1 000 milliards de dollars ! C’est le montant des emprunts contractés par les Américains pour leurs études. Un fardeau de plus en plus insupportable… et une « bulle » qui pourrait exploser.

DE NOTRE CORRESPONDANT PHILIPPE COSTE

Son diplôme est maintenant au fond d’un tiroir, enseveli sous les lettres de relance et les mises en demeure. Depuis sa sortie de la prestigieuse Rhode Island School of Design, une école d’architecture, en 2005, Silas Adams a pu rembourser un temps une partie des quelque 133 000 dollars (100 000 euros) d’emprunts contractés pour le paiement de ses études. Tant qu’il travaillait en Californie pour le compte d’un grand promoteur immobilier, les traites de son student loan, son prêt étudiant, étaient supportables. Mais son choix de revenir dans sa région natale, au nord de New York, pour tenter sa chance comme entrepreneur, a bouleversé la donne. « Je n’ai plus les moyens de payer, à moins de me retrouver à la rue, reconnaît-il. Et, parmi les décisions qui m’ont conduit à cette situation, je n’en regrette qu’une : celle d’avoir demandé la caution solidaire de mes parents. Depuis, les créanciers les appellent plusieurs fois par jour. »

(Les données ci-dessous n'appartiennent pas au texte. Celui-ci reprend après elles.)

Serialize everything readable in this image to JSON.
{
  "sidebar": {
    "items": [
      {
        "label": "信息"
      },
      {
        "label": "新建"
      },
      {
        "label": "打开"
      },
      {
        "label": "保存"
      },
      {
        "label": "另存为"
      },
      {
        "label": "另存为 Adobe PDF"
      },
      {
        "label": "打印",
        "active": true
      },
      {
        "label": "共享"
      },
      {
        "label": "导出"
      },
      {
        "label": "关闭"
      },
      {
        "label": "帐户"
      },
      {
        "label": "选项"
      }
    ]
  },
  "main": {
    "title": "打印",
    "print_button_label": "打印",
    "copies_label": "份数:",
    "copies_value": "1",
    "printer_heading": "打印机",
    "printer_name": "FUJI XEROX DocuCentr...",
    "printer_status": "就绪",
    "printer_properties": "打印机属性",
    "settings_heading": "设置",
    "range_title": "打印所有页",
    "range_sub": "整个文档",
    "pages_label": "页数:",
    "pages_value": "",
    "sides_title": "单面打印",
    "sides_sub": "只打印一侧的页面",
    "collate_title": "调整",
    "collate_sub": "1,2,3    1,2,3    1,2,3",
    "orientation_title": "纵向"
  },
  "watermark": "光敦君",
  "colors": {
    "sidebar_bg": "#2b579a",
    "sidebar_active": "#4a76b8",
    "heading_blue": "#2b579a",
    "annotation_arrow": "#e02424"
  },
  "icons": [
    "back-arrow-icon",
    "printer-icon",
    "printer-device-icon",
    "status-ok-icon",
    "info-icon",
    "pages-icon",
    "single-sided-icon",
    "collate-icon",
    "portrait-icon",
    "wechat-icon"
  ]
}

Aux quatre coins des Etats-Unis, les sonneries de téléphone suscitent aujourd’hui les mêmes angoisses pour des millions de familles. Après les ravages de la crise des prêts immobiliers subprime – la saisie pour impayés de milliers de logements achetés avec des crédits illusoires -, c’est un autre versant du rêve américain qui s’effrite : l’en-cours des emprunts par les étudiants atteint à présent 1 000 milliards de dollars (plus de 753 milliards d’euros), un chiffre équivalant au montant de la dette en cartes de crédit des ménages. Si les institutions financières n’ont jamais tant prêté, depuis près de dix ans, pour aider les jeunes Américains à payer leurs droits d’inscription et leurs frais quotidiens sur les campus, plus de 11 % de ces dettes individuelles n’ont pas été honorées ces trois derniers mois. Un taux d’impayés supérieur à celui du crédit à la consommation !

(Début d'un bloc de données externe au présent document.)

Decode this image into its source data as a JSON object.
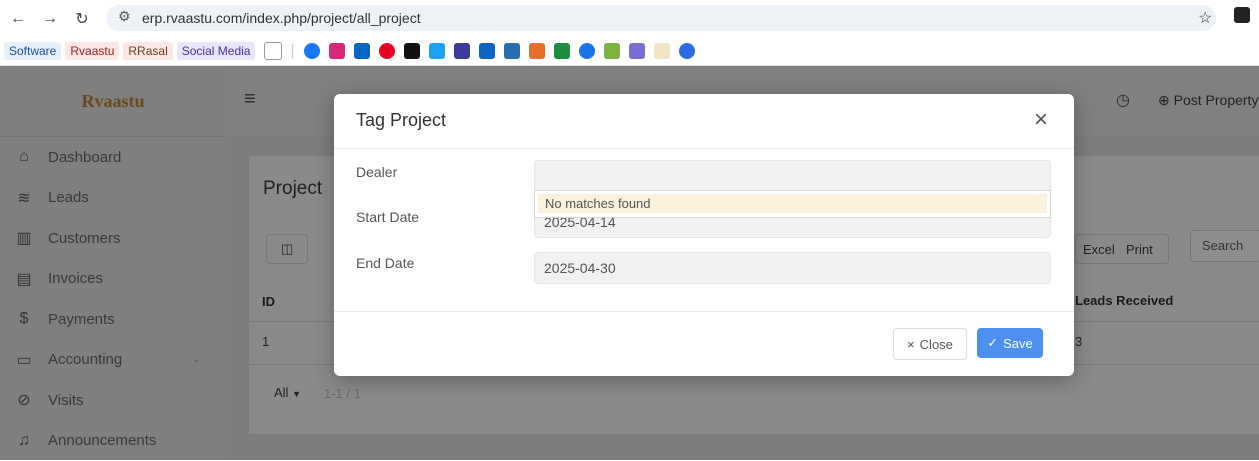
{
  "browser": {
    "url": "erp.rvaastu.com/index.php/project/all_project",
    "bookmarks": [
      "Software",
      "Rvaastu",
      "RRasal",
      "Social Media"
    ],
    "colors": {
      "software": "#e6f0fb",
      "rvaastu": "#fde8e8",
      "rrasal": "#fde8e8",
      "social": "#e9e6fb"
    }
  },
  "app": {
    "logo": "Rvaastu",
    "sidebar": {
      "items": [
        {
          "label": "Dashboard",
          "icon": "home-icon"
        },
        {
          "label": "Leads",
          "icon": "layers-icon"
        },
        {
          "label": "Customers",
          "icon": "building-icon"
        },
        {
          "label": "Invoices",
          "icon": "document-icon"
        },
        {
          "label": "Payments",
          "icon": "dollar-icon"
        },
        {
          "label": "Accounting",
          "icon": "monitor-icon"
        },
        {
          "label": "Visits",
          "icon": "check-circle-icon"
        },
        {
          "label": "Announcements",
          "icon": "bell-icon"
        }
      ]
    },
    "topbar": {
      "post_property": "Post Property"
    },
    "page": {
      "heading": "Project",
      "buttons": {
        "excel": "Excel",
        "print": "Print"
      },
      "search_placeholder": "Search",
      "columns": {
        "id": "ID",
        "leads": "Leads Received"
      },
      "row": {
        "id": "1",
        "leads": "3"
      },
      "pager": {
        "all": "All",
        "range": "1-1 / 1"
      }
    }
  },
  "modal": {
    "title": "Tag Project",
    "dealer_label": "Dealer",
    "dealer_value": "",
    "dropdown_message": "No matches found",
    "start_label": "Start Date",
    "start_value": "2025-04-14",
    "end_label": "End Date",
    "end_value": "2025-04-30",
    "close_label": "Close",
    "save_label": "Save"
  }
}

Les études universitaires, investissement clé de la promotion sociale américaine, offrent désormais plus de désillusions que de carrières prospères. Dans un pays qui compte près de 8 % de chômeurs, le recul des salaires et l’absence de perspectives de carrière peuvent rendre impossibles les remboursements. Or l’endettement étudiant n’a jamais atteint de tels sommets. 68 % des jeunes diplômés améri- cains sortent avec un emprunt à rembourser, évalué en moyenne à 26 600 dollars (20 000 euros), pour moins de 10 000 dollars (7 500 euros)en 1989.

1 étudiant sur 10 issu de médecine ou d’une business school réputée entre dans la vie active lesté d’une ardoise proche de 62 000 dollars (47 000 euros). A l’heure où l’économie patine, le fardeau apparaît de moins en moins supportable. Près de 20 % de l’ensemble des ménages américains, toutes générations confondues, paient chaque mois la facture de leurs études.

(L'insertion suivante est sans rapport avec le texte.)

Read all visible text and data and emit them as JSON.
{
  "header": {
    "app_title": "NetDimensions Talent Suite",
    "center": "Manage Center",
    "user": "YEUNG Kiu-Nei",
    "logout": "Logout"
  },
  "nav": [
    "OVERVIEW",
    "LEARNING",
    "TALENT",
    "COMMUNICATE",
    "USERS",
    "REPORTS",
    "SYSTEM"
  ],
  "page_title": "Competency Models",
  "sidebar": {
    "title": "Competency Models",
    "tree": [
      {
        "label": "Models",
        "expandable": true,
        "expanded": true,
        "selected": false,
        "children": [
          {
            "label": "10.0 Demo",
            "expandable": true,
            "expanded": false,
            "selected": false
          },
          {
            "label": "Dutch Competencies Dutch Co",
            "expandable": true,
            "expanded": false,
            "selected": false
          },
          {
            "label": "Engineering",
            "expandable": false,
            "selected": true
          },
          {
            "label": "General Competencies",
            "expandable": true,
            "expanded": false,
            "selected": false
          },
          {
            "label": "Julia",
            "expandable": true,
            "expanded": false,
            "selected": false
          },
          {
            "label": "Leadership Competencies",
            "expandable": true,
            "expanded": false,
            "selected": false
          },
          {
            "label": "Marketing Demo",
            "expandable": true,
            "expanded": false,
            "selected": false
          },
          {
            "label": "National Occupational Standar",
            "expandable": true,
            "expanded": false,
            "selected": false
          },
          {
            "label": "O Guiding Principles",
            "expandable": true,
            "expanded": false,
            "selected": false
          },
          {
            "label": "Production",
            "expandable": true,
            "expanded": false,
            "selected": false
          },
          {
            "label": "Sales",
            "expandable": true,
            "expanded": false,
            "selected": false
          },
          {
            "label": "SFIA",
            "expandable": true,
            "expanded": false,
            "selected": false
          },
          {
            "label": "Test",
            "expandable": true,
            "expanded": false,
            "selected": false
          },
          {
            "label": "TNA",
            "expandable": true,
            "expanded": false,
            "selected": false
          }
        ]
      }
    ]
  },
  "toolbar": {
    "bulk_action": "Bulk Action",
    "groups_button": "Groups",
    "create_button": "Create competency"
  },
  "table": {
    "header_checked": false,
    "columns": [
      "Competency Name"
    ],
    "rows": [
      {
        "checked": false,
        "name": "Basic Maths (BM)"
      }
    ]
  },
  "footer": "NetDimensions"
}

Sur les réseaux de type Copains d’avant, qui pullulent sur Internet, il n’est pas rare de voir des « amis » grisonnants célébrer, à plus de 50 ans, la dernière mensualité de leurs cours de sociologie. Mais, de facto, les plus endettés sont les ménages âgés de moins de 35 ans. Pour 40 % de cette tranche d’âge, le student loan s’ajoute au crédit immobilier et aux traites de l’automobile. De plus en plus souvent, cette dette interdit l’accès à la propriété, freine la consommation quotidienne et, par extension, la croissance du pays. Cet horizon, assombri par le chômage, les bas salaires, et des décennies d’endettement, devrait dissuader les vocations d’étudiants. Déjà, un tiers seulement des élèves inscrits au college, le premier cycle universitaire, vont jusqu’au diplôme. Pourtant, vu la situation de l’emploi, beaucoup tentent d’améliorer leur formation et leurs chances d’être embauchés par un retour temporaire dans les amphis, qui offre aussi un autre avantage, paradoxal : « Tant que l’on est à la fac, les remboursements sont suspendus, explique Kevin Stump, âgé de 23 ans et « plombé » par plus de 13 000 dollars (9 800 euros) de dette. Voilà pourquoi, quand j’ai compris que mon premier salaire ne me permettrait jamais de rembourser mon emprunt, je me suis réendetté pour suivre un nouveau cycle à mi-temps, tout en travaillant. » Sa stratégie consiste maintenant à obtenir son diplôme « le plus lentement possible », dans l’espoir que le marché de l’emploi s’améliore et que ses futures qualifications, dans les relations publiques, lui apportent un salaire décent.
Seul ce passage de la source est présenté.